Budapester Zeitung: Kommentar zur Ungarn-Berichterstattung des „Spiegel Online“

Eine im Ansatz berechtigte Kritik an der Ungarn-Berichterstattung des Spiegel-Online, formuliert von Jan Mainka, dem Herausgeber der Budapester Zeitung. Leider driftet der Beitrag in der zweiten Hälfte in unnötige Selbstbeweihräucherung ab.

http://www.budapester.hu/index.php?option=com_content&task=view&id=10980&Itemid=27

Die Kritik Mainkas halte ich im Ansatz durchaus für gerechtfertigt. Sie betrifft die bedauernswert einseitige Berichterstattung über Ungarn. Anders als die „Großen“ lässt die als „publizistisch völlig unbedeutend“ diffamierte, kleine BZ in der Tat unterschiedliche Meinungen aus unterschiedlichen Lagern zu Wort kommen, was man von der Süddeutschen und vom Standard nicht behaupten kann. Auch das Verschweigen von wichtigen Tatsachen, Gegenansichten und Hintergründen – Beispiel Gyöngyöspata – und die teilweise hysterische Kritik an Mediengesetz und Verfassung zeigen, dass oftmals zu Beginn der Recherche feststehen dürfte, was deren Ergebnis sein soll. Dies gilt mitunter sogar für Agenturmeldungen. „Recherche“ scheint für die Mehrzehl der Journalisten noch aus der wohlwollenden Befragung derjenigen Personen zu bestehen, deren Meinung man ohnehin schon kennt und gutheißt. Daher auch meist die gleichen Namen. Schuld an der Einseitigkeit sind nicht etwa die Befragten (jeder hat seine Meinung und darf sie äußern), sondern die Journalisten, die sich nicht die Mühe machen, in beiden Richtungen nach Stimmen zu suchen.

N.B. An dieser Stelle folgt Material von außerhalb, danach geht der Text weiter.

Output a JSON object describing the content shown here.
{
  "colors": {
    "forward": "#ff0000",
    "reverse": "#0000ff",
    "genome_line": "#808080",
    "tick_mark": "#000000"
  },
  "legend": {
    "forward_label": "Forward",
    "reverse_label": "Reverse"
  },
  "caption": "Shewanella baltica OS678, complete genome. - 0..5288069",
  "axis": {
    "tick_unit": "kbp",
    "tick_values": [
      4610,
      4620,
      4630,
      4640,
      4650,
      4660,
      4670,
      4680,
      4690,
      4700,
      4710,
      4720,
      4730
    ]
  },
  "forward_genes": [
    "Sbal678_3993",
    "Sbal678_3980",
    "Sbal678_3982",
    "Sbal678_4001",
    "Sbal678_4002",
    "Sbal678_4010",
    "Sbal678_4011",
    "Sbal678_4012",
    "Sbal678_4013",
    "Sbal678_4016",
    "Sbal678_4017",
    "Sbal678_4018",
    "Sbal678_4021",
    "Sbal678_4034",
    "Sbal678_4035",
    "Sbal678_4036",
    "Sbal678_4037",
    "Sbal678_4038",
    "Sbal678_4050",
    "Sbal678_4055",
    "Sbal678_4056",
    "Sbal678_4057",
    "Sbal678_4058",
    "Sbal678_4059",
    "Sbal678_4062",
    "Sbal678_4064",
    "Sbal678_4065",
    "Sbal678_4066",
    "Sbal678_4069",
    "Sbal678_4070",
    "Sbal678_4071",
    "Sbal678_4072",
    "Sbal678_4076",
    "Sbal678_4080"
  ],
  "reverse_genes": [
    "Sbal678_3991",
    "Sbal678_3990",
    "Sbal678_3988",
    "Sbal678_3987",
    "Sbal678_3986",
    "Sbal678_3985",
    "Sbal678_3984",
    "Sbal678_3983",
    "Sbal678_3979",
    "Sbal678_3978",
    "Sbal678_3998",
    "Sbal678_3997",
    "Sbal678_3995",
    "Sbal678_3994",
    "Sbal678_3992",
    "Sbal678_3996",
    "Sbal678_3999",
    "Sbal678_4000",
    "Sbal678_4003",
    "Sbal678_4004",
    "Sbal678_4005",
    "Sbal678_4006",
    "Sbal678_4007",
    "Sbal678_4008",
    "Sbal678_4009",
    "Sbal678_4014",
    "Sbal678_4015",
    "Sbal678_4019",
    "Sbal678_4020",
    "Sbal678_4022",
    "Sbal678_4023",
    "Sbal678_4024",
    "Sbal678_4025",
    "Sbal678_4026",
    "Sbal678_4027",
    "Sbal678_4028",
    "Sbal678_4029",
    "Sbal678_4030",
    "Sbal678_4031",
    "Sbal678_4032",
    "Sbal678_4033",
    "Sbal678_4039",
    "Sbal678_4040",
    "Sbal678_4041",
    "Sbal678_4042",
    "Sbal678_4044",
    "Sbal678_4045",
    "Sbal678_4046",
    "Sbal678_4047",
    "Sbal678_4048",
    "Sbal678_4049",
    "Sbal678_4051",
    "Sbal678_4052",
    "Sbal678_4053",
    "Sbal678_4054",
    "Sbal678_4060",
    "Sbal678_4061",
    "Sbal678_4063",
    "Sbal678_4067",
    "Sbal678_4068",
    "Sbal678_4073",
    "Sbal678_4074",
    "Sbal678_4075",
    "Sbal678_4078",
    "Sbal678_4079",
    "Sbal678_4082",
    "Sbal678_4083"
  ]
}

Die Aussage Mainkas, er selbst habe bislang keine negativen Auswirkungen durch das Mediengesetz gespürt, ist durchaus interessant, ebenso wie die Erwähnung der Tatsache, dass die oppositionellen Zeitungen bis heute nichts an „Schärfe“ in der Kritk an Orbán & Co. eingebüßt haben. Zensur? Theretisch ja, praktisch nein. Was überrascht, ist die Blindheit für die wirklichen Meldungen: Die Beförderung eines ehemaligen Jobbik-Anhängers zum MTI-Nachrichtenchef, der durch einen klar manipulativen Nachrichten-Zusammenschnitt versucht hat, Daniel Cohn-Bendit zu diffamieren, ist ein wirklich bedenkliches Zeichen dafür, wer/was in dem staatlichen Medienapparat geduldet wird.

Die „Budapester“ ist keineswegs so einseitig, wie gerne behauptet wird. Zu den regierungskritischen Stimmen in der BZ gehören Beiträge József Debreczeni, Paul Lendvai, Peter Bognár, Richard Field und andere, die gewiss nicht ins Lager oder zu den Sympathisanten Viktor Orbáns gehören.

Aber: Ob es elegant und Zeichen guten Stils ist, sich in einem kritischen Kommentar als wahrer Maßstab und ausgewogene Berichterstattung zu präsentieren, scheint fraglich. Und auch der Appell, die Journalisten mögen doch „mehr BZ“ lesen, um Fehlinterpretationen zu vermeiden, zeugt von eben dem „Selbstbewusstsein“, wie es bei der Horde von Unfehlbaren beim Spiegel, Standard & Co. fortwährend störend zu Tage tritt. Vielleicht sehen wir ja auch nur die Eskalation des etwas kindisch anmutenden Kleinkriegs zwischen Jan Mainka und dem freien Journalisten Max Steinbeis. Die beiden Herren haben sich vor einigen Wochen in einen – der Fairness halber sei gesagt: von Mainka initiierten, aber von Steinbeiß mit Genugtuung aufgenommenen – Kampf verstrickt, von dem sogar die Süddeutsche berichtete. Trotz „zero news value„. Aber amüsant war es allemal.